The 2020 regulations require that, prior to the completion of the investigative report, the recipient must send the “directly related” evidence to their parties for a 10-day review and response. See 34 C.F.R. Section 106.45(b)(5)(vi) (effective until July 31, 2024). Then the recipient must send the investigative report to the parties for a 10-day period of review and response. See 34 C.F.R. Section 106.45(b)(5)(vi) (effective until July 31, 2024).

The 2024 regulations will provide for a generally applicable grievance procedure for Title IX complaints (34 C.F.R. Section 106.45 (effective Aug. 1, 2024)), and a grievance procedure incorporating Section 106.45 with modifications for complaints at a postsecondary institution with a student complainant or respondent. (34 C.F.R. Section 106.46 (effective Aug. 1, 2024)). The rule will no longer require the provision of both the evidence and the provision of the investigation report and a response to both. For grievance procedures not involving postsecondary students, the recipient must provide an opportunity for parties to review “relevant” and “not otherwise impermissible” evidence or an accurate description of the evidence, with the evidence available to the parties upon request. For the grievance procedures applicable to postsecondary students, the institution must provide such evidence or a written investigative report that accurately summarizes the evidence to the parties, with the evidence available to the parties and their advisors upon request. Instead of a 10-day period of review and response to both, the parties are entitled to “a reasonable opportunity to review and respond to the evidence,” or the investigative report, if provided. (34 C.F.R. Section 106.45(f)(4)(ii) and Section 106.46(e)(6)(ii)).

Continuing Rules (at Least in Part):

Also skirting the headlines are rules that will continue, at least in part, in the 2024 regulations:

  • Burden is on the Recipient: The regulations will reaffirm that the “burden” in these grievance processes falls on the Title IX recipient, and not on the parties. (Compare 34 C.F.R. Section 106.45(b)(5)(i) (effective until July 31, 2024) with 34 C.F.R. Section 106.45(f)(1)).
  • Advisers: Parties who are postsecondary students retain the right to have an adviser of their choice, who may or may not be, but is not required to be, an attorney. The choice or presence of the adviser for the complainant or respondent is still not to be limited in any meeting or proceeding, and the recipient may still “establish restrictions regarding the extent to which the advisor may participate in the proceedings, as long as the restrictions apply equally to both parties.” (Compare 34 C.F.R. Section 106.45(b)(5)(iv) (effective through July 31, 2024) with 34 C.F.R. Section 106.46(e)(2) (effective Aug. 1, 2024)).

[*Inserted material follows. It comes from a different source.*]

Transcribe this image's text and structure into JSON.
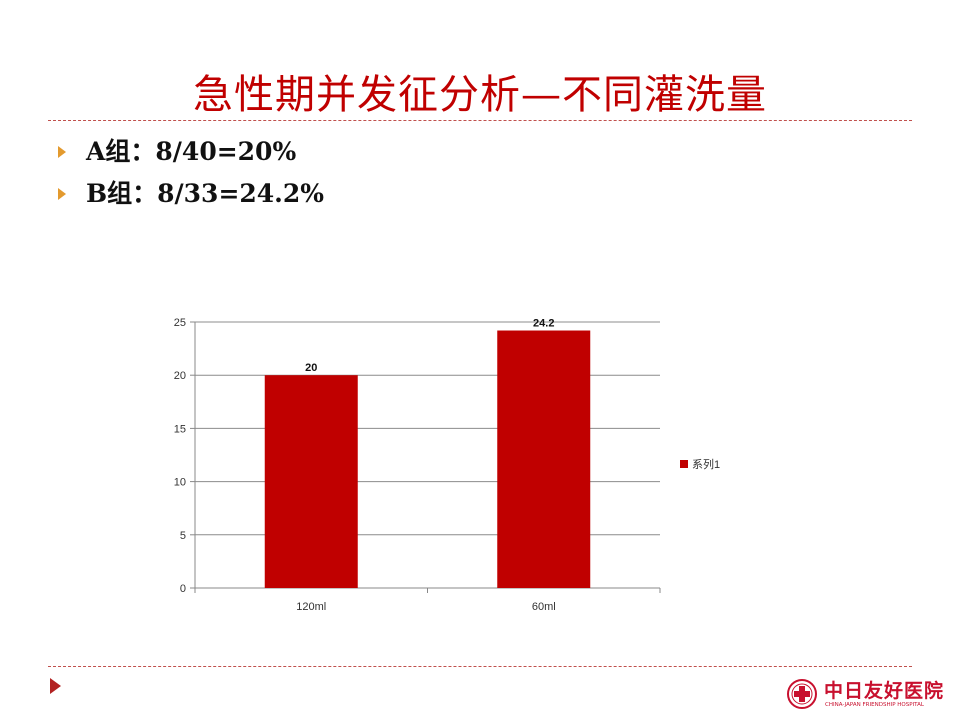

As with the 2020 regulations, we will likely not find out if particular provisions will endure until they become effective on Aug. 1, 2024, recipients implement them, and the results of implementation are challenged in the courts. See, e.g. Victim Rights Law Center v. Cardona, 552 F.Supp.3d 104 (D. Mass. July 28, 2021). Until then, we and our clients can start with the text of the rule.